Strong Openings: PAIN & GAIN
Opening scenes can shock, excite, confuse, foreshadow, introduce characters, establish world rules, and more. Beyond simply setting a tone, they start teaching the audience how to ‘read’ the movie — style, point of view, whether they lie or tell the truth (for example, if what a narrator says is at odds with images shown, the audience knows they are unreliable), are all crucial to forging the filter which colours how an audience processes and interprets the rest of the film.
No pressure.
Today we’re looking at what Pain & Gain’s opening shots tell us about Daniel Lugo and his immediate circumstances.
As a place to do sit-ups, the location is extreme; he could do these on an incline bench, but he’s chosen to hang off a wall a few stories up over concrete.
This is a guy who likes to feel cool and be SEEN.
The shots underline this as they go through some ‘unnecessary’ angles, including angles which show him silhouetted against the sun like an angel, and an upside-down shot cutting directly into its reverse where the camera is strapped to Daniel moving with his situps and self-pump mantra. Bonus points for an early jump on that orange-and-teal Bay loves so much.


At 0:17 starts a flawless 10 seconds, from editing-on-motion to the slight shakiness of Daniel’s upside-down Point of View.
in a MCU, Daniel twists his head; cut to a similarly-twisting POV shot of cops arriving, complete with slight shakiness to simulate his upside-down body.
Back to the starting MCU, as Daniel's arm reaches through frame, cut into the medium of his arm grabbing the situp bar to hop down
Halfway through the hop, cut into a medium wide until he lands and begins to run, then wider as he flees.
The freneticism echoes his heartrate (pounding from workout, then adrenalised fear) and the rapidly increasing shot size seamlessly uses the motion of Daniel’s body to guide the edit flow.
On the Run
Having established Daniel’s personality and situation as well as multiple stylistic choices (quick edits, orange-and-teal colour scheme, and use of point-of-view), the next sequence continues to use all these, as Daniel’s voiceover kicks in.
The editing is frenetic, but the overall direction isn’t at random; both Daniel and the cop vehicles are roughly moving R-L from 0:25-0:44 where we get a dead-on shot as Daniel stops to stare down, before everyone starts running L-R.

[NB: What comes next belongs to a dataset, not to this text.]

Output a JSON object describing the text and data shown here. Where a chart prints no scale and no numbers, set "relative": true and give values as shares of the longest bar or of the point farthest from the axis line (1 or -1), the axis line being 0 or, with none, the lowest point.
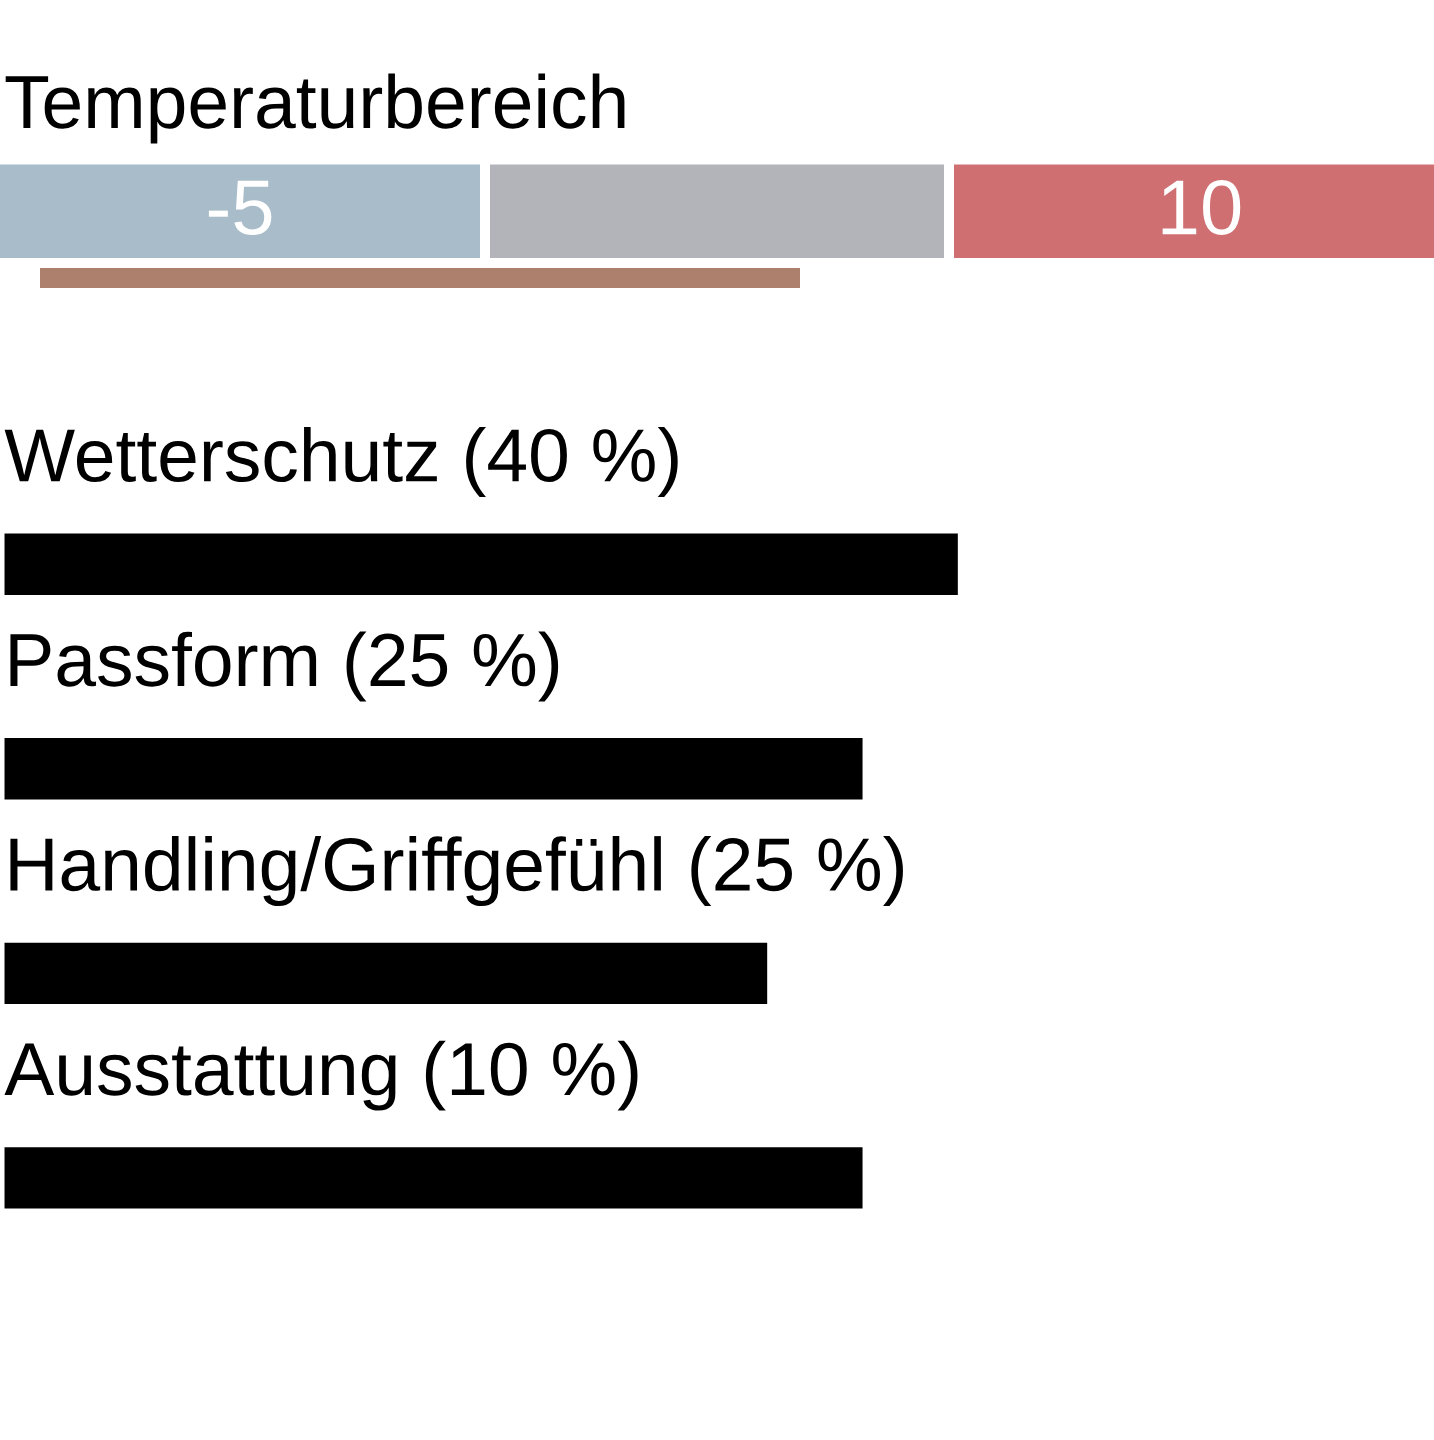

Then at 0:57 Bay adds another technique to the mix . . .
Frame Rate / Shot Speed
On a practical level, this lets the final edit tweak everything from exactly how long shots last under the voiceover performance, to showing off Daniel’s hilarious breakdance-esque stunt with the car.
[We’re gonna do a whole mini-post on this stunt, stay tuned!]
Similarly to how the rapidfire cuts mimic Daniel’s heartrate, this expanding and contracting of shots simulates how our brains can work in panic mode, fixating on the wrong things, life ‘flashing before our eyes,’ and moments before impact feeling like minutes.
Smash to black
(and Ed Harris talking, which segues into his character introduction).
Takeaways
Broadly the main type of shots:
depict events — what Daniel is doing, what the cops are doing, where they are in relation to each other
show POV — so we know what Daniel is aware of
Are hyper-stylised — lens flare, slo-mo, strapped to a moving person, etc.
There’s plenty of Venn crossover, eg. some POV shots depict what the cops are doing, some shots depicting what Daniel is doing are hyper stylised, etc.
But they’re clearly not taken at random; they all work together to tell *what* is happening, while the edit and speed-ramping depict *how* Daniel feels.
When constructing your opening, consider how your shots will be strung together to give the audience a sense of character(s) and their emotions, as well as setting up the plot events.